Co-occurring disorders (previously called dual disorder or dual diagnosis) describe the existence of two or more than two disorders at the very same point in time. For instance, an individual can go through substance dependency while having bipolar disorder, too.
Just like the area of treatment for drug use and psychological disorders has developed to become more exact, the terminology that is employed to describe people who suffer both from psychological disorders and drug use has also become more precise.
The terms dual disorder or dual diagnosis are replaced by the term co-occurring disorders. The terms being replaced may be misleading as they also refer to mental disorders and mental retardation occurring together in addition to their popular reference to a combination of substance abuse and mental disorders.
Also, there can be more than just two disorders present, while these terms are implying otherwise. Patients who have coexisting conditions can have one or more conditions associated with alcohol or drug dependency and also one or more mental condition.
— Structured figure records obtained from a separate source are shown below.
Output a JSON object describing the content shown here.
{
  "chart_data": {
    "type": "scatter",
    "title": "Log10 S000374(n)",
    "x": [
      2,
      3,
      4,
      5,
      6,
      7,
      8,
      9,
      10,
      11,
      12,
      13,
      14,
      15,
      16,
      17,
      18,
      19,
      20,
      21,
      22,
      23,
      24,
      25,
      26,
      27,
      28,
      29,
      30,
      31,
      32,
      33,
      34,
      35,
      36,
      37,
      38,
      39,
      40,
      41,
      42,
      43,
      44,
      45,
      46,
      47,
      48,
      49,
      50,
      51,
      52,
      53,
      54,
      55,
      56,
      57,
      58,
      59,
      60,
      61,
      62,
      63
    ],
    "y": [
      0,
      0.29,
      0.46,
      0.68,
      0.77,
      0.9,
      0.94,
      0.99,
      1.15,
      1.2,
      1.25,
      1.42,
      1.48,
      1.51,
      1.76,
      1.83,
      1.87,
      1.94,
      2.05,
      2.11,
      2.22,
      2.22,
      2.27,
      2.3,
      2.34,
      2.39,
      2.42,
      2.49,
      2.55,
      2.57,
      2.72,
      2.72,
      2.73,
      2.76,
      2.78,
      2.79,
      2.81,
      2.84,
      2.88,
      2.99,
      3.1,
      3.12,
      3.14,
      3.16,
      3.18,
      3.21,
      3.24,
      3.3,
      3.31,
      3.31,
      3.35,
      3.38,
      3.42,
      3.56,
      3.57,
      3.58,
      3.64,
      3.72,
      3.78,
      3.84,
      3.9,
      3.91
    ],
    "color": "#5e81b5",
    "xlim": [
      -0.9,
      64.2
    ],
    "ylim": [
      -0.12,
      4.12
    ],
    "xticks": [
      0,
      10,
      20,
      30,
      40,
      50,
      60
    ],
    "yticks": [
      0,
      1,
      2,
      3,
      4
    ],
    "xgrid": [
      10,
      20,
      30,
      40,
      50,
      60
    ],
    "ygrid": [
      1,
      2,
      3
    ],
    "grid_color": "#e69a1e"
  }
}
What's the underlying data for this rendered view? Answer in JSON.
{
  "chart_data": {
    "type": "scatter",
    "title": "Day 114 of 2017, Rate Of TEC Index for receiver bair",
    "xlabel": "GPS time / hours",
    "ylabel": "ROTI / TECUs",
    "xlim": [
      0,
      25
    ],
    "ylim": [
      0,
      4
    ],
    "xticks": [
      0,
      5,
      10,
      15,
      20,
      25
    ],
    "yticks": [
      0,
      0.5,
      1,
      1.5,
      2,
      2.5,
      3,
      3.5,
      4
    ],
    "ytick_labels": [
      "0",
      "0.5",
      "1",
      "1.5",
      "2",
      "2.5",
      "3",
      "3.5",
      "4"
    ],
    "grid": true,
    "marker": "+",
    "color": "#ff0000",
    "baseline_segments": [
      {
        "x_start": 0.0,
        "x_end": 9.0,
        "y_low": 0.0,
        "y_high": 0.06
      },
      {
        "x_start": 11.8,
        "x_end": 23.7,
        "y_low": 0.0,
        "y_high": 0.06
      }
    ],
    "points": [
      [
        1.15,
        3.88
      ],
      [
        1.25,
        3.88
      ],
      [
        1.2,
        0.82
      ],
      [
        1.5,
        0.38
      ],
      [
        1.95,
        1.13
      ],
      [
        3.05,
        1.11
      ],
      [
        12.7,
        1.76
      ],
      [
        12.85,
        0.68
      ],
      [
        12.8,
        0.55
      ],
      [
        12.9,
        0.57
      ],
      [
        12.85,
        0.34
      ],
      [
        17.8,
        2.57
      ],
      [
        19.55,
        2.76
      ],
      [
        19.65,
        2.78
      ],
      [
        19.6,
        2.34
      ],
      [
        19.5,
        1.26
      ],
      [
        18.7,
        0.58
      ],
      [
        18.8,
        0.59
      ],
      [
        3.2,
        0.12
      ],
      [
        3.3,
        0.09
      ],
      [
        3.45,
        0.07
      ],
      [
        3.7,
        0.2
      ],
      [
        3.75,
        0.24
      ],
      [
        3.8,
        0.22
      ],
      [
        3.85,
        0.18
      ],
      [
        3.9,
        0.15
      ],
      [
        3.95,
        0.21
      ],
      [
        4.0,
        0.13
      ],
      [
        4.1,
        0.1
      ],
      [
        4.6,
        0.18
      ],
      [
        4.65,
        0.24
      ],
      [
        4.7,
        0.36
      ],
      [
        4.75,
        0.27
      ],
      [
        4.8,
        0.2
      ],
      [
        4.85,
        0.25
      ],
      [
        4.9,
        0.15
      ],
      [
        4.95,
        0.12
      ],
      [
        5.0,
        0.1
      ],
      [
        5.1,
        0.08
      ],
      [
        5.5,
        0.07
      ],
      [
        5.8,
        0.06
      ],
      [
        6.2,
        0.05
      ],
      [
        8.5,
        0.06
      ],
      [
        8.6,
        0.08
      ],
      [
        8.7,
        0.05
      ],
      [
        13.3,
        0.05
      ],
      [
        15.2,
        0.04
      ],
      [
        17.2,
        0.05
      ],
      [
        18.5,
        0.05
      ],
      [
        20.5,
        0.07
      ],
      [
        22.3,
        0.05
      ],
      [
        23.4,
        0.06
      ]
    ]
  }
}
An identification of co-existing condition is made when there is an existence of at least one disorder of each type which is also separate from the other, not just a series of indications stemming from a particular disorder.
Dual disorder is used interchangeably in this article to refer to co-occurring disorders although the latter is the most recent development in the lingo as used in the medical field.
For people that suffer from COD, another term is commonly used and it is MICA, which means Mentally Ill Chemical Abusers in cases where patients suffer from an extreme and constant mental disorder like bipolar disorder or schizophrenia. The most ideal term used is mentally ill chemically affected individuals because the term affected more aptly describes their condition and is not derogatory. Other acronyms include SAMI (Substance abuse and mental illness), MISA (mentally ill substance abusers), MISU (mentally ill substance using), CAMI (chemical abuse and mental illness), ICO PSD (individuals with co-occurring psychiatric and substance disorders) and MIC'D (mentally ill chemically dependent).
Some typical examples of co-occurring disorders are the combinations of cocaine addiction with major depression, occasional polydrug abuse with borderline personality disorder, panic disorder with alcohol addiction and polydrug addiction and alcoholism with schizophrenia. Some people might have more than two disorders, even though the cornerstone of this is on dual disorders. Multiple disorders are usually based on the same principles that can be used when talking about dual disorders.
The mixture of psychiatric disorders and COD problems differ along important dimensions like chronicity, disability, severity, and degree of impairment in functioning. As an example, both disorders can be mild or serious or one disorder can be more serious than the other disorder. How severe the disorders are also varies with time and is not constant. Degree of disability and weakening of bodily functions can as well differ.
Therefore, it is important to note that there is no single combination of co-occurring disorders; they actually vary depending on the mentioned factors. Although patients with the same combination of dual disorders most of the time are met in some treatment programmes.
Over half of adult individuals having serious mental illness also have drug use disorders which can come in the form of misuse or dependency associated with the use of alcohol and drugs.
Compared patients who have a COD use problem alone or a mental health disorder, and more serious and chronic medical, social and emotional problems are often experienced by the patients with dual disorders. They are vulnerable to both COD relapse and a worsening of the psychiatric disorder because they have two disorders. Additionally, dependency relapse most of the time causes psychiatric functional deterioration and worsening of psychiatric difficulties which further results in dependency relapse. That means that patients with co-occurring disorders require a specific relapse prevention plan. Unlike patients who only have one disorder, those with dual disorders would mostly need prolonged treatment, have more difficulties and have slow progress in treatment.
Psychiatric disorders which is rampant among patients having dual disorders and can comprise of anxiety disorders, mood disorders, psychotic disorders and personality disorders.